Students at Brown University’s Alpert Medical School are prohibited from accepting gifts or meals from pharmaceutical companies and drug salespeople. Yet, when she was training in a primary care clinic, student Reshma Ramachandran said drug salespeople stopped by often—sometimes four times each week—bringing lunch for the staff. The realities of practice clashed with her school’s policy.
“The preceptor would encourage us—and it was kind of a weird pressure—to go and sit with the sales rep or to sit with them as they talked to the sales reps,” said Ramachandran, who is a fellow with the American Medical Student Association, partly focused on conflict of interest polices at medical schools.
Many schools have adopted policies restricting drug salespeople from working on campus and requiring professors to avoid or at least disclose their ties to industry. But even at institutions with the strictest rules, many doctors-to-be are exposed to pharmaceutical marketing throughout their training, according to study published this week by the Journal of General Internal Medicine and led by researchers at Harvard Medical School.
Researchers surveyed 1,610 first- and third-year medical students and 739 residents. Among first-year students, one-third reported receiving gifts from pharmaceutical companies and 17 percent said they had talked with a pharmaceutical representative in the prior six months.

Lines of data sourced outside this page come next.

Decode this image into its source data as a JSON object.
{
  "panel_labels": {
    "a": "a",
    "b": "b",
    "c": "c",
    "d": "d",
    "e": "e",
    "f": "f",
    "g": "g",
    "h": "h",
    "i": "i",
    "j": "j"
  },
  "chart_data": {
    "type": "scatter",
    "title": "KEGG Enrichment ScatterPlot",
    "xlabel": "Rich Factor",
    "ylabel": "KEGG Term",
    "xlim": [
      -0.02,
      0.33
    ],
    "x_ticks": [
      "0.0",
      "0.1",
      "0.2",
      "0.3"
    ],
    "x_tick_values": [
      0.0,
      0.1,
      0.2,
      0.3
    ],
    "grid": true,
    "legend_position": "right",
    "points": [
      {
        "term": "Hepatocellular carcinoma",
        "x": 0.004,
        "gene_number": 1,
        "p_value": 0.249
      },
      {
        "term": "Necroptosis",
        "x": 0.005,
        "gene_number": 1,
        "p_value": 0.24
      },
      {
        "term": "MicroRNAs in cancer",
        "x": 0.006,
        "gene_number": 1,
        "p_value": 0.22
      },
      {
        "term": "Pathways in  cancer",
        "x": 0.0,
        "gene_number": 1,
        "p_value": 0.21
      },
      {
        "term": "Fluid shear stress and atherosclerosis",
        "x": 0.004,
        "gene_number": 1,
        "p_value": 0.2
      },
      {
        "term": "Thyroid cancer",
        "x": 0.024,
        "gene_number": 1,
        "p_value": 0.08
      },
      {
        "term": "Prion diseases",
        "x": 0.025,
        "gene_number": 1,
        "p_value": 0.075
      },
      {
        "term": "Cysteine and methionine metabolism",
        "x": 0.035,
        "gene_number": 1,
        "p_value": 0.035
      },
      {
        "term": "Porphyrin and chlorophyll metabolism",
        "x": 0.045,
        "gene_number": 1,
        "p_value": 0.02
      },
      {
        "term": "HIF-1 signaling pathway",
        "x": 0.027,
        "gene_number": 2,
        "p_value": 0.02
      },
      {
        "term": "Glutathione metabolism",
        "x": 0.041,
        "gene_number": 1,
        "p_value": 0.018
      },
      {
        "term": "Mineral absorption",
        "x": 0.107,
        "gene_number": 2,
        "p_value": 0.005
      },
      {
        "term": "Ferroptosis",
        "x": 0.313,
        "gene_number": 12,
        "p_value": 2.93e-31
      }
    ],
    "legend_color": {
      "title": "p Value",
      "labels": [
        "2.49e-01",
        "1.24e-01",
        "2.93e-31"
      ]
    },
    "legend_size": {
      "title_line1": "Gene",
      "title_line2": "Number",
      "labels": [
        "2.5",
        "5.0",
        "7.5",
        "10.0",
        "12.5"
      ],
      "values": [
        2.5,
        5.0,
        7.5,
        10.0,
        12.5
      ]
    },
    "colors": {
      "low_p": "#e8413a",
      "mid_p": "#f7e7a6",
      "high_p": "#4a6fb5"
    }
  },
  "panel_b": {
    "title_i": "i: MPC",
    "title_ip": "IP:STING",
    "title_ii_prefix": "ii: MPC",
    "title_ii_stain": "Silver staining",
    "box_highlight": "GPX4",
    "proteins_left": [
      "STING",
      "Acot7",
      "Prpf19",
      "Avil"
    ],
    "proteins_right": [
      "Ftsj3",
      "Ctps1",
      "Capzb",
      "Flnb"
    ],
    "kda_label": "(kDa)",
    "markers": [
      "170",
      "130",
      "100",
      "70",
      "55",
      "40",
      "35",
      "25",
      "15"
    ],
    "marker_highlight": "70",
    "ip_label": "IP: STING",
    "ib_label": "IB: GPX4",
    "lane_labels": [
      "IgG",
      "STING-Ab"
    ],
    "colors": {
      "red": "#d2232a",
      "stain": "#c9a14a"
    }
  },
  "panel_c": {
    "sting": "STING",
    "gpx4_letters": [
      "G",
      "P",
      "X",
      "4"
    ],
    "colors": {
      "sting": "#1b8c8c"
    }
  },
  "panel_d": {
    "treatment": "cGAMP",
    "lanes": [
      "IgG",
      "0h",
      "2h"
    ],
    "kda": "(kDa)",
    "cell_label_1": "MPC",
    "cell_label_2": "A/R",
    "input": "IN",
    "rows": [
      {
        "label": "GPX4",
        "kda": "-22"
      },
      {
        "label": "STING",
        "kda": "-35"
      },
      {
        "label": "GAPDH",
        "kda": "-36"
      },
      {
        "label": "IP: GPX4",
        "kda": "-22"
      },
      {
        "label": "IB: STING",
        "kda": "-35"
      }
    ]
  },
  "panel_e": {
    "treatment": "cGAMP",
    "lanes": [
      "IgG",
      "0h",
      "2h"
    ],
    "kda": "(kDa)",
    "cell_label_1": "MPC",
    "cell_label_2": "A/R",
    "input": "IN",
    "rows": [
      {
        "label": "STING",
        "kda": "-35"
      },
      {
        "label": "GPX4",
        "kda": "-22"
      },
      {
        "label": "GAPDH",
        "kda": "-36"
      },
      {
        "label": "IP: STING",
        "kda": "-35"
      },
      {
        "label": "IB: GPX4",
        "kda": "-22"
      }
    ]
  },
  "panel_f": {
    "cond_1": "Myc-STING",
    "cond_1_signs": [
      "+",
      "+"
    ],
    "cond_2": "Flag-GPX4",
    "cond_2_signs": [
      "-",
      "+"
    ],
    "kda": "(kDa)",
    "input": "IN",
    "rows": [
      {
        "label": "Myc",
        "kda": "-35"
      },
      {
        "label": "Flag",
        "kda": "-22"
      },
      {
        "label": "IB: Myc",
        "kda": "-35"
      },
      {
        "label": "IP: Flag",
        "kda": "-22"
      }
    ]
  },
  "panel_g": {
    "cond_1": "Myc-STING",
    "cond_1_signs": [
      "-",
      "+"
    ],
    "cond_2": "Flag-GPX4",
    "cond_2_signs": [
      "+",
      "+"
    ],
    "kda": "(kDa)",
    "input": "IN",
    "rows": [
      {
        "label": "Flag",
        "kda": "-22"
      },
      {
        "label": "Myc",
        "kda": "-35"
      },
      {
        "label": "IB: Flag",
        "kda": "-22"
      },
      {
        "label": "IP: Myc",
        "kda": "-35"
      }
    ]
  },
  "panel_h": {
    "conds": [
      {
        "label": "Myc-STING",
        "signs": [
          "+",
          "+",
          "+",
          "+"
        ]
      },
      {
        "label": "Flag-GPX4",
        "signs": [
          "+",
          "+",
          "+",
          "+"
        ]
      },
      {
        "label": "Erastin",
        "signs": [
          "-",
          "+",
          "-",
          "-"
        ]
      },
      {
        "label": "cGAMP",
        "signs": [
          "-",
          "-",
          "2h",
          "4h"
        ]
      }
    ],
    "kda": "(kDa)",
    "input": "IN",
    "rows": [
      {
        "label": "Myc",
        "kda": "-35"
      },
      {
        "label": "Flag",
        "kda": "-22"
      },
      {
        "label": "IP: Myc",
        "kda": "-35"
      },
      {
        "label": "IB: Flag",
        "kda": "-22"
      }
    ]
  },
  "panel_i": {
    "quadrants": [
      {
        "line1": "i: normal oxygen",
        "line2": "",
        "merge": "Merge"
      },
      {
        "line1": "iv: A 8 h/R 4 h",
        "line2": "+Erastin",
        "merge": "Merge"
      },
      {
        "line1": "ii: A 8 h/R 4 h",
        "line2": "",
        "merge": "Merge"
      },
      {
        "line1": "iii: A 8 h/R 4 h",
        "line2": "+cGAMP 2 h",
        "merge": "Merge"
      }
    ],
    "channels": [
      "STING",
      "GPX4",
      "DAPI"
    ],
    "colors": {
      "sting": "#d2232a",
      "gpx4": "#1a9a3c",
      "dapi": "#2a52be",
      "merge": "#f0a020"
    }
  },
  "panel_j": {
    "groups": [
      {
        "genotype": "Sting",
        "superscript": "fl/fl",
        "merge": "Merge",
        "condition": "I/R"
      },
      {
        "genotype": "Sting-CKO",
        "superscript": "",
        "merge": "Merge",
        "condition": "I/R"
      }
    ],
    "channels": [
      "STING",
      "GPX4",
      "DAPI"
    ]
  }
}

Those percentages were significantly higher for third-year students. Nearly four in five reported receiving gifts, which could include food, trinkets such as pens and paper, drug samples, or financial support. Forty-four percent said they had interacted with drug reps. The rates for residents were somewhat similar.
Those students who attend schools with more comprehensive policies, measured on the medical student association’s scorecard, were no less likely to have those contacts with salespeople, the study found.
“Having the policy on the books is one thing,” said senior author Dr. Aaron Kesselheim, a Brigham and Women’s physician and assistant professor of medicine at Harvard Medical School. “Making sure that it’s implemented and isn’t being skirted around with off-campus interactions and interactions at hospitals which the medical students might then go to is also important.”
Blaming her school’s policy, Ramachandran would politely decline the chats with drug salespeople. But, she said, it was difficult for some classmates to reject invitations, sometimes to fancy pharma-sponsored dinners, from supervisors who were responsible for grading their performance.
One-third of first-year and most third-year students reported observing physicians or residents interact with a sales representative. Kirsten Austad, a fourth-year medial student at Harvard and lead author on the paper said medical school is “a process of socialization,” and doctors learn what is ethical and appropriate not just from what they are taught but in how they see physicians behave.
Sometimes, she said, when her professors informed their class that they have no industry ties to disclose, they would add a joke: “But I wish I did.”
“It’s quite common, in fact,” Austad said.
Marcia Boumil, assistant dean for conflict of interest administration at Tufts University School of Medicine, said though many physicians believe they are beyond being influenced by free lunches and samples, drug companies spend money on such efforts because they do affect prescribing practices.
One recent study from Yale University researchers found that medical school gift bans can lessen the effects drug marketing may have on doctors’ later prescribing practices.
Tufts professors start talking about the effects of marketing to first-year students and repeat the message often throughout their training, Boumil said. Students are prohibited from meeting with drug salespeople or accepting meals from them, on or off campus, but “whether or not we can monitor and enforce it is another story,” she said.
Boumil said young doctors are changing the ethical standards in medicine as more who are trained in conflicts of interest begin their practice.
“A generation from now, I hope that the discussion will have changed, but just think about how much its changed in the past 10 to 20 years,” she said. “It’s gone from routine drug lunches every day, without question, to a lot of schools and hospitals having policies and talking about it and teaching about it and devoting class time to it.”